London The first troops of the latest NATO mission destined for the Balkans arrived Friday in the Macedonian capital, but NATO deferred a decision on whether to deploy the bulk of the force because of continued cease-fire violations.
Instead, NATO ambassadors meeting in Brussels decided to dispatch Gen. Joseph Ralston, the U.S. general and supreme commander of NATO forces in Europe, to Macedonia on Monday to assess whether it will be safe to send the rest of the planned 3,500-strong mission.
The new NATO force was approved last week after Macedonian officials and ethnic Albanian guerrillas signed a peace treaty that is supposed to end a 6-month-old conflict. But NATO has insisted it will not deploy the main force of 3,500 until it is clear the shaky cease-fire is solid and its troops will be safe.

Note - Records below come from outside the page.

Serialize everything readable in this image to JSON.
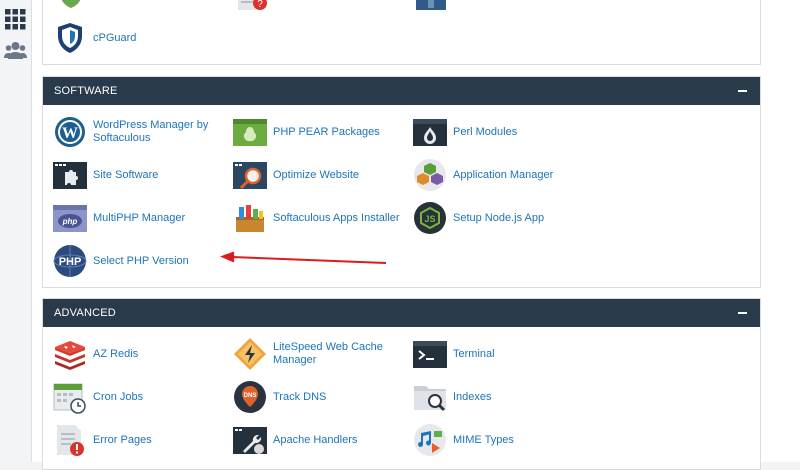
{
  "security": {
    "cpguard_label": "cPGuard"
  },
  "software": {
    "title": "SOFTWARE",
    "items": [
      {
        "label": "WordPress Manager by Softaculous",
        "icon": "wordpress-icon"
      },
      {
        "label": "PHP PEAR Packages",
        "icon": "pear-icon"
      },
      {
        "label": "Perl Modules",
        "icon": "perl-onion-icon"
      },
      {
        "label": "Site Software",
        "icon": "puzzle-icon"
      },
      {
        "label": "Optimize Website",
        "icon": "magnifier-icon"
      },
      {
        "label": "Application Manager",
        "icon": "cubes-icon"
      },
      {
        "label": "MultiPHP Manager",
        "icon": "php-window-icon"
      },
      {
        "label": "Softaculous Apps Installer",
        "icon": "softaculous-icon"
      },
      {
        "label": "Setup Node.js App",
        "icon": "nodejs-icon"
      },
      {
        "label": "Select PHP Version",
        "icon": "php-globe-icon"
      }
    ]
  },
  "advanced": {
    "title": "ADVANCED",
    "items": [
      {
        "label": "AZ Redis",
        "icon": "redis-icon"
      },
      {
        "label": "LiteSpeed Web Cache Manager",
        "icon": "litespeed-icon"
      },
      {
        "label": "Terminal",
        "icon": "terminal-icon"
      },
      {
        "label": "Cron Jobs",
        "icon": "calendar-clock-icon"
      },
      {
        "label": "Track DNS",
        "icon": "dns-pin-icon"
      },
      {
        "label": "Indexes",
        "icon": "folder-search-icon"
      },
      {
        "label": "Error Pages",
        "icon": "document-error-icon"
      },
      {
        "label": "Apache Handlers",
        "icon": "window-wrench-icon"
      },
      {
        "label": "MIME Types",
        "icon": "media-files-icon"
      }
    ]
  },
  "colors": {
    "header_bg": "#293a4a",
    "link": "#1d74b8",
    "annotation_arrow": "#e0191b"
  }
}
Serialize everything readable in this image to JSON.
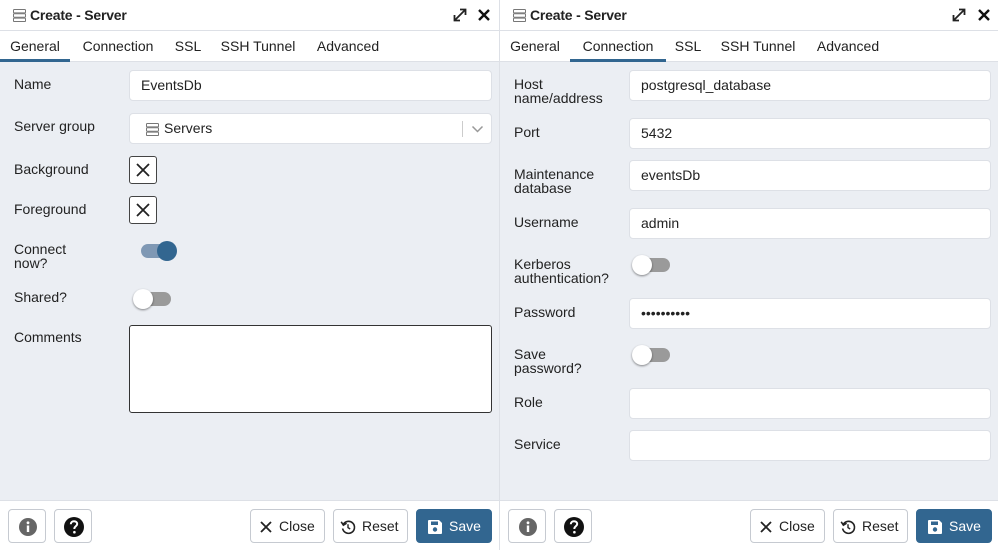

That was cast into doubt just before the first troops were due to arrive, when renewed violence erupted around the town of Tetovo, near the rebels' main strongholds. An elderly man and a Macedonian police officer were reported killed in the exchanges of mortar and small-arms fire.
NATO officials said the rest of the mission could be authorized within days.
"I think it (the decision on full deployment) should be moving along fairly rapidly. We could be talking about a matter of days," NATO spokesman Maj. Barry Johnson told reporters in Macedonia.
The main force will be led by the British, with contributions from 13 other European countries and a small number from the United States.
Their mandate is strictly limited to collecting weapons from ethnic Albanian rebels within a time frame of just 30 days and then leave.